Vietnam Human Rights Defender Kidnapped, Beaten on Her Way to Meet Foreign Lawmakers

tran thi nga

On the way to return to Ha Nam, police officers beat her in the car in the witness of her two children. They also confiscated her items, including cell phones.
The kidnappers freed her when they arrived in Ha Nam. Later, a police officer from the ward where she resides, came and give back the cell phones and other items.

By Vu Quoc Ngu | Apr 04, 2015

Ha Nam province-based activist Tran Thi Nga, a member of the unsanctioned The Vietnam Women for Human Rights, was kidnapped and severely beaten by local security agents on March 31 when she tried to go to Hanoi where she was invited to meet foreign legislators who attended the  132nd Inter-Parliamentary Union Assembly (IPU-132).

In Tuesday’s early morning, numerous policemen and plainclothes agents gathered to Ms.
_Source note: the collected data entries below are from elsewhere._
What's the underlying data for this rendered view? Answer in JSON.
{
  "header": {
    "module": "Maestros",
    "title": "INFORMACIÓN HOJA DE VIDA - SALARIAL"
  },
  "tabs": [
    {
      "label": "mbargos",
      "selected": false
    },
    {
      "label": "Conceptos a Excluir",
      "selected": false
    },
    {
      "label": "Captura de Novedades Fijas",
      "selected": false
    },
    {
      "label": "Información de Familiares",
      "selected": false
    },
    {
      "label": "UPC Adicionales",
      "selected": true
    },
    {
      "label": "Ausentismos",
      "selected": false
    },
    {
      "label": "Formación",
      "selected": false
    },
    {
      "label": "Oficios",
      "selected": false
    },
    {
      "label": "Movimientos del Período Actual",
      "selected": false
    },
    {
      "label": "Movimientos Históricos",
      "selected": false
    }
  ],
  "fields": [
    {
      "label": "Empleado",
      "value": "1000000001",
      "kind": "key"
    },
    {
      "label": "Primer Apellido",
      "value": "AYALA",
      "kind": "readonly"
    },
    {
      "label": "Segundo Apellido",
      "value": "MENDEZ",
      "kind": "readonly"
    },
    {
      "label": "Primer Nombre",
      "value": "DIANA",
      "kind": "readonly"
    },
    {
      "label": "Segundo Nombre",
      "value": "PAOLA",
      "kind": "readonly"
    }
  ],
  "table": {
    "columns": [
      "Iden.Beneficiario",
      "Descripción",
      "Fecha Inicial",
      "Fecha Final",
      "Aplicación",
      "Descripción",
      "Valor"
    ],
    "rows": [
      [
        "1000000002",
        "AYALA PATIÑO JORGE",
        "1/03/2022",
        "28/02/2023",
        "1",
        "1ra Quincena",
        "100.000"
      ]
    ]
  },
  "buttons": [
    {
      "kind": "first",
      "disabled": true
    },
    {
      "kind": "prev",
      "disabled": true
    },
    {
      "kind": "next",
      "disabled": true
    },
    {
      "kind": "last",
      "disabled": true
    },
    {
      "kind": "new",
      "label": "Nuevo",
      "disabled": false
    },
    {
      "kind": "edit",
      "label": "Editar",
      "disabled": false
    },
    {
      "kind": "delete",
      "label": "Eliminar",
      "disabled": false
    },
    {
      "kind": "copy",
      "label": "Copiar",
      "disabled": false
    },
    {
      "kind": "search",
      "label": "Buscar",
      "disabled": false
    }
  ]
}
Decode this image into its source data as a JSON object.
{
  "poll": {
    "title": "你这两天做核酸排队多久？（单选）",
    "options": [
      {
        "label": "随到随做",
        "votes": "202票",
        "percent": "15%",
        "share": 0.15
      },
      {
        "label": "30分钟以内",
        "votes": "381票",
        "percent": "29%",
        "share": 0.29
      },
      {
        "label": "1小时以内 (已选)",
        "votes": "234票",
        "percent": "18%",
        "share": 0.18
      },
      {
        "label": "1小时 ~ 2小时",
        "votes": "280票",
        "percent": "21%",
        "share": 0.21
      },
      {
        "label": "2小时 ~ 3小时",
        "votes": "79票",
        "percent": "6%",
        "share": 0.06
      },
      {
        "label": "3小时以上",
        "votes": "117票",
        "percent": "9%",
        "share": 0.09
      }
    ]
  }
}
Nga’s private house in the northern province of Ha Nam, about 60 kilometers from the capital city of Hanoi. They threatened her, asking her not to go out.

However, Nga was determined and she, together with two small boys somehow succeed to take a bus to Hanoi. Some police officers followed her and they took her to a 16-seat car and drove back to Ha Nam.
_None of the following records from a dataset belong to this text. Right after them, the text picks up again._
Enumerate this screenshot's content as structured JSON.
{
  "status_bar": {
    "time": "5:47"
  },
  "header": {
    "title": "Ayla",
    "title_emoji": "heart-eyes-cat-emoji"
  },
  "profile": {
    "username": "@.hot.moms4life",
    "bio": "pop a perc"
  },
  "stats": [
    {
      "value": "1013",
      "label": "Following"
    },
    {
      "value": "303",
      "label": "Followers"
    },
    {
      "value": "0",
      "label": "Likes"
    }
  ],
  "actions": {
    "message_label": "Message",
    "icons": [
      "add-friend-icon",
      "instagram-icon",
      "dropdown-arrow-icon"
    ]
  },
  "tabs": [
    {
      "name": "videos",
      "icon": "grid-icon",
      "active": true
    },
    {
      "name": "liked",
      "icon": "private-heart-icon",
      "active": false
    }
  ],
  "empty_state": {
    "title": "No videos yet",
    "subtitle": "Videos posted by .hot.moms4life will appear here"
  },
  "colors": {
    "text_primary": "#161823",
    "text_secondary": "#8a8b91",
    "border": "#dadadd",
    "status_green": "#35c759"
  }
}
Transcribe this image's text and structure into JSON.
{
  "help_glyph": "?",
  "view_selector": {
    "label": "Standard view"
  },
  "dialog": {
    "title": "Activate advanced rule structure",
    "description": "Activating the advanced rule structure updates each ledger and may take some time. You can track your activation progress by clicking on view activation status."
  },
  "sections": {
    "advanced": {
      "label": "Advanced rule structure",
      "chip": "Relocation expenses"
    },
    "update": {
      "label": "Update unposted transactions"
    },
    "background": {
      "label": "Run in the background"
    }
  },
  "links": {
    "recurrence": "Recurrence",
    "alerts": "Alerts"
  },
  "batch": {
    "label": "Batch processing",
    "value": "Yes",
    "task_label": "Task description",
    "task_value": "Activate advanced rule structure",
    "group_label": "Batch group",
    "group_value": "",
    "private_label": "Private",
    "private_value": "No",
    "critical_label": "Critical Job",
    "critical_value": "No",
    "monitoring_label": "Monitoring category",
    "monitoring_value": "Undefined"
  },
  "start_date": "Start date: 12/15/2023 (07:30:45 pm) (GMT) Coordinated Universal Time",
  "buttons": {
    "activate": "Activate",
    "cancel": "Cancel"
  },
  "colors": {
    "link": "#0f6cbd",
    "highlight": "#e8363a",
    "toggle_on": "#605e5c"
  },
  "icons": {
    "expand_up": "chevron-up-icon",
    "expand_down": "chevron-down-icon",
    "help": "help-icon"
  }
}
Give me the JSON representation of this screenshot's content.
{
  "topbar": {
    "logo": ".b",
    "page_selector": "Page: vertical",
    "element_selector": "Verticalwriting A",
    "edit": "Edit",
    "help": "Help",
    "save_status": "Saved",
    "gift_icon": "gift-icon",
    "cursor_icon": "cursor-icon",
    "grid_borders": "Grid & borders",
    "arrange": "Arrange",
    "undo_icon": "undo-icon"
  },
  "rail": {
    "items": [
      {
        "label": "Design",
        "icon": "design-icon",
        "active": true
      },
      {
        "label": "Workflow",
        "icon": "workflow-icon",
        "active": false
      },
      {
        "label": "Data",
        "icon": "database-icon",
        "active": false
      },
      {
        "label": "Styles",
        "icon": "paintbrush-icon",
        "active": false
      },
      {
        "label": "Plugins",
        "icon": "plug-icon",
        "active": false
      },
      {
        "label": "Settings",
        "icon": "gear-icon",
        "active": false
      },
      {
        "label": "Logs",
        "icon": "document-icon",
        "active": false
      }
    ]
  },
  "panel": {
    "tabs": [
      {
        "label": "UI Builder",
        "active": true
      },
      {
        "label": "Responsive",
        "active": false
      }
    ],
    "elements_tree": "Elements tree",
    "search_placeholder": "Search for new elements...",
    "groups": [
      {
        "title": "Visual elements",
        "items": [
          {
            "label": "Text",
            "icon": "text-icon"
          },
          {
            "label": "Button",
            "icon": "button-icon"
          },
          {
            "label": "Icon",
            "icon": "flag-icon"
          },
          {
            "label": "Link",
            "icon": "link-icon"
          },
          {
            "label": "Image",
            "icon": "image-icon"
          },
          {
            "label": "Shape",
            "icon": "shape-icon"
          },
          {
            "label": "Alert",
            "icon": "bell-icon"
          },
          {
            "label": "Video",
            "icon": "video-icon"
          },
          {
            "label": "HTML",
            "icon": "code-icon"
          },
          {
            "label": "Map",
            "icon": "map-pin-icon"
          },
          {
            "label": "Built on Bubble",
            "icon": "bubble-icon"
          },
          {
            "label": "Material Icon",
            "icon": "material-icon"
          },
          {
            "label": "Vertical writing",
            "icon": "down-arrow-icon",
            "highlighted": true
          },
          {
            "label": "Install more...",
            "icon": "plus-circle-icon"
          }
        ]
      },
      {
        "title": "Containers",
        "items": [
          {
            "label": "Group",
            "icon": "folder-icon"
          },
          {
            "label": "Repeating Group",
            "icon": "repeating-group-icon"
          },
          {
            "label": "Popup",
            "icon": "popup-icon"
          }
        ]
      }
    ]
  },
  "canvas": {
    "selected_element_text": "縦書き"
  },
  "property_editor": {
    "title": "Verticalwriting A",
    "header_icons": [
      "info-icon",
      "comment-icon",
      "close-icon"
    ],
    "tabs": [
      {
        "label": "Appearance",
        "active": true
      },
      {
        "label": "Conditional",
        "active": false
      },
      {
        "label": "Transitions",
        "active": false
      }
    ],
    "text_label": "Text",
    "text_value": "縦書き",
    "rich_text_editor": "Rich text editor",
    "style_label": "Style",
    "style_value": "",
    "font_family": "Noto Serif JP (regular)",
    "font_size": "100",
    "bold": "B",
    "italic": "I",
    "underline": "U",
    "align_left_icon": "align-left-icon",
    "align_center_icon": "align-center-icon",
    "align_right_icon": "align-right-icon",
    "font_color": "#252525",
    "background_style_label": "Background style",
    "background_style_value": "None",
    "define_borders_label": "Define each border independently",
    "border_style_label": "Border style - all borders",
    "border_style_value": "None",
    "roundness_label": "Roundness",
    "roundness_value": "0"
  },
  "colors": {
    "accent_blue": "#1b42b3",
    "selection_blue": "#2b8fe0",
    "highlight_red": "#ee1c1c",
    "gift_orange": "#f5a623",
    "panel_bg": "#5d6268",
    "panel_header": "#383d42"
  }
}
On the way to return to Ha Nam, police officers beat her in the car in the witness of her two children. They also confiscated her items, including cell phones.
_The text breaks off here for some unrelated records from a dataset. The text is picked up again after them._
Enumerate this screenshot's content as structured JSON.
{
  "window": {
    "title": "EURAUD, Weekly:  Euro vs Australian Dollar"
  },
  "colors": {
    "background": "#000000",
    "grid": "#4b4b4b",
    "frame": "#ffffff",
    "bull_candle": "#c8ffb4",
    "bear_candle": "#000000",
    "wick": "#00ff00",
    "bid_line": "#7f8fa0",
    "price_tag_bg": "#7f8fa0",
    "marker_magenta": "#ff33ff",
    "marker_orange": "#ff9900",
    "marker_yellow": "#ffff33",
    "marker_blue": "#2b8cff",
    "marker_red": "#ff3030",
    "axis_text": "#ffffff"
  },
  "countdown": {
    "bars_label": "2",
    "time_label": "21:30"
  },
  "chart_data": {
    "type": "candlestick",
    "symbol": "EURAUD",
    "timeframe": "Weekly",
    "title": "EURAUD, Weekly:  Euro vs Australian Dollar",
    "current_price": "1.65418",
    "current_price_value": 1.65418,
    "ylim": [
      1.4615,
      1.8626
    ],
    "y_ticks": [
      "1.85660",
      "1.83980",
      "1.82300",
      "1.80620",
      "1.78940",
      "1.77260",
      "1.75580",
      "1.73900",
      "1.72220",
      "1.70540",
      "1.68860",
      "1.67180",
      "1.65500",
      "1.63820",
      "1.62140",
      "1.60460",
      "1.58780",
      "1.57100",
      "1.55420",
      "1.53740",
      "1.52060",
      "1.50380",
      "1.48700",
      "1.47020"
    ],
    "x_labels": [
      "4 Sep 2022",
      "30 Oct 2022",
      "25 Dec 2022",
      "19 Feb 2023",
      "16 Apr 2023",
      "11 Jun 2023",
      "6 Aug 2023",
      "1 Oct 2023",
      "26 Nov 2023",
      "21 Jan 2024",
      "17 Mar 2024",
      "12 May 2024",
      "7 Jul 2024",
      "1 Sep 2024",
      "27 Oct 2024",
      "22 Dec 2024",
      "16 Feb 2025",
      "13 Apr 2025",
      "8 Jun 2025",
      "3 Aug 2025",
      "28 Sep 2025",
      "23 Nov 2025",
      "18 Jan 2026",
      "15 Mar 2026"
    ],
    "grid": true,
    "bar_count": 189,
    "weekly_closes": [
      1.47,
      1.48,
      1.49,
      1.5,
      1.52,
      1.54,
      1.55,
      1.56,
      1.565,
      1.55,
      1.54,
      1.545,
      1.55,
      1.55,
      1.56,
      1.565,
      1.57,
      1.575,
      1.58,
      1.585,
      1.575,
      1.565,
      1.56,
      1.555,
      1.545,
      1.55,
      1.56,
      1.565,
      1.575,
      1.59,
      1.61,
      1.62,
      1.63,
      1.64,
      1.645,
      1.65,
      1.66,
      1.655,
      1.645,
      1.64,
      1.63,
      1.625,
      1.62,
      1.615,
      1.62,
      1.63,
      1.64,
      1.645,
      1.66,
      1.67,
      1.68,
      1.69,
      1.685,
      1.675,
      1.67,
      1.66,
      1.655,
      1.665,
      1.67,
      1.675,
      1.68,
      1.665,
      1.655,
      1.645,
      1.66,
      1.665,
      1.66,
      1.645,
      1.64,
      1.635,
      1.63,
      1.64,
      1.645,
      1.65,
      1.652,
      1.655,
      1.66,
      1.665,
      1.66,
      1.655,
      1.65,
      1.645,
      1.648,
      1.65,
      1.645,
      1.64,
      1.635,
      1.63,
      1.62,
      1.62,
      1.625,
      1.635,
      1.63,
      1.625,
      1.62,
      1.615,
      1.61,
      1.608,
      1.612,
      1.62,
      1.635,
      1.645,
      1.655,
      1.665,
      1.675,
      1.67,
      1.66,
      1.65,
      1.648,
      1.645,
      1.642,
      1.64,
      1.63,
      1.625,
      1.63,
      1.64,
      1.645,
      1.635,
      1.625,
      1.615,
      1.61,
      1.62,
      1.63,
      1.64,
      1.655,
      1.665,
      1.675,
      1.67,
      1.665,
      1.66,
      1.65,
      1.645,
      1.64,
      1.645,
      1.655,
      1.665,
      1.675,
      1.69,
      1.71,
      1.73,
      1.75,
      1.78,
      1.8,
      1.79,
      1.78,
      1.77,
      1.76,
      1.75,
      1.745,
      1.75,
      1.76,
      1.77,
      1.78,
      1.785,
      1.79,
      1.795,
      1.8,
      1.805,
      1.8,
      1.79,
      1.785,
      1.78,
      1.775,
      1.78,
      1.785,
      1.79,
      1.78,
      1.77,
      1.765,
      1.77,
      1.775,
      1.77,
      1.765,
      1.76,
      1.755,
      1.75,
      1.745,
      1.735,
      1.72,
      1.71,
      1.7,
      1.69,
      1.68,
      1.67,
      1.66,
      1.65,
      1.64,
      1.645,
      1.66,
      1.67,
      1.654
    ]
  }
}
The kidnappers freed her when they arrived in Ha Nam. Later, a police officer from the ward where she resides, came and give back the cell phones and other items.

Ms. Nga is well-known labor activist in Vietnam. She has also attended in a number of demonstrations against China’s invasions in the East Sea as well as protested the government’s persecution against local dissent.

She was violently attacked by thugs in a number of cases. Last May, she was beaten with broken leg and other serious injuries.

Along participating in the five-day event, legislators from other countries, including Sweden, Germany and the U.S. held meetings with local unsanctioned civil organizations and activists to learn more about the real human rights situation in the communist nation.

Vietnam’s security forces dont want foreign guests to meet local activists and blocked a number of them from going to the meetings, however, a number of them still overcame to attend and meet with legislators from the U.S., Germany and Sweden in Hanoi.